Responsabilidade na Inteligência Artificial: Desafios e Soluções

Responsabilidade na Inteligência Artificial: Desafios e Soluções

As cobranças em torno de mais segurança e confiabilidade sobre as  tecnologias de Inteligência  Artificial estão vindo de todos os lados por ter ampla abrangência e atingir praticamente todos os setores, seja do G-7, que concentra as maiores economias do mundo; seja do Congresso brasileiro  que tem em tramitação o PL 2338/2023 ou da União Europeia, que possui o debate mais avançado sobre regulamentação da IA e que convocou, recentemente,  uma cúpula global para encontrar meios para refrear os sistemas avançados dessa tecnologia.

Há quem compare a tecnologia de IA a um cavalo selvagem, que galopa velozmente, mas de forma desgovernada.
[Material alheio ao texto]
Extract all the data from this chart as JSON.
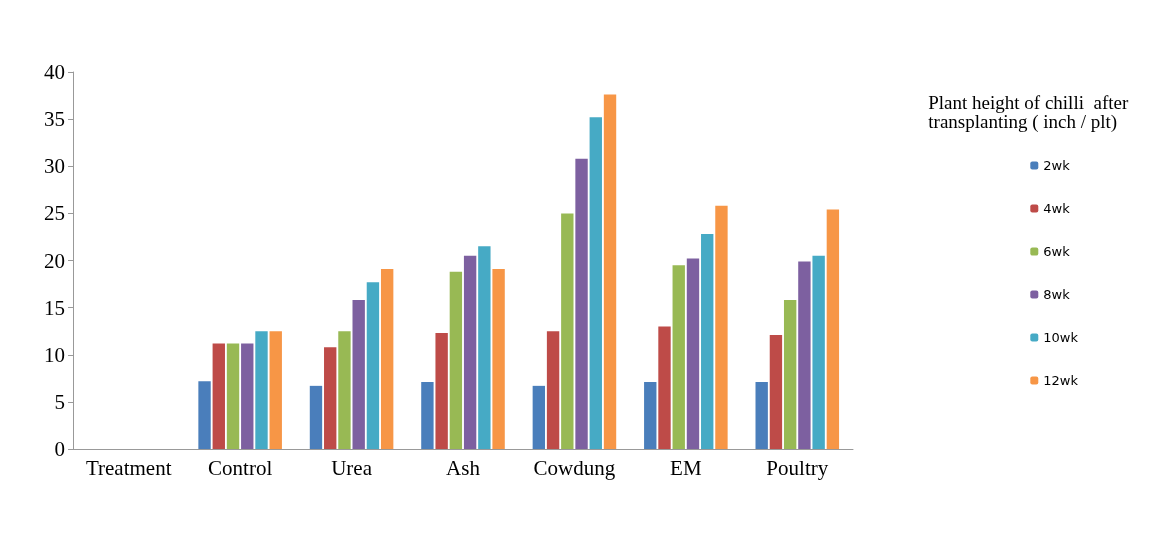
{
  "chart_data": {
    "type": "bar",
    "title": "Plant height of chilli  after transplanting ( inch / plt)",
    "categories": [
      "Treatment",
      "Control",
      "Urea",
      "Ash",
      "Cowdung",
      "EM",
      "Poultry"
    ],
    "series": [
      {
        "name": "2wk",
        "color": "#4a7ebb",
        "values": [
          0,
          7.2,
          6.7,
          7.1,
          6.7,
          7.1,
          7.1
        ]
      },
      {
        "name": "4wk",
        "color": "#be4b48",
        "values": [
          0,
          11.2,
          10.8,
          12.3,
          12.5,
          13,
          12.1
        ]
      },
      {
        "name": "6wk",
        "color": "#98b954",
        "values": [
          0,
          11.2,
          12.5,
          18.8,
          25,
          19.5,
          15.8
        ]
      },
      {
        "name": "8wk",
        "color": "#7d60a0",
        "values": [
          0,
          11.2,
          15.8,
          20.5,
          30.8,
          20.2,
          19.9
        ]
      },
      {
        "name": "10wk",
        "color": "#46aac5",
        "values": [
          0,
          12.5,
          17.7,
          21.5,
          35.2,
          22.8,
          20.5
        ]
      },
      {
        "name": "12wk",
        "color": "#f79646",
        "values": [
          0,
          12.5,
          19.1,
          19.1,
          37.6,
          25.8,
          25.4
        ]
      }
    ],
    "ylim": [
      0,
      40
    ],
    "yticks": [
      0,
      5,
      10,
      15,
      20,
      25,
      30,
      35,
      40
    ],
    "grid": false,
    "legend": "right"
  }
}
Por isso, as rédeas e o adestramento são vistos como benéficos, ou seja, como forma de garantir direitos, não comprometer a inovação, mas responsabilizar os desenvolvedores, até porque o próprio Parlamento Europeu reconhece que a IA, embora vista como “ameaça imprevisível”, pode ser uma ferramenta poderosa e fator de mudanças relevantes, oferecendo produtos e serviços inovadores, que trarão benefício à sociedade , especialmente nas áreas da saúde, sustentabilidade, segurança e competitividade.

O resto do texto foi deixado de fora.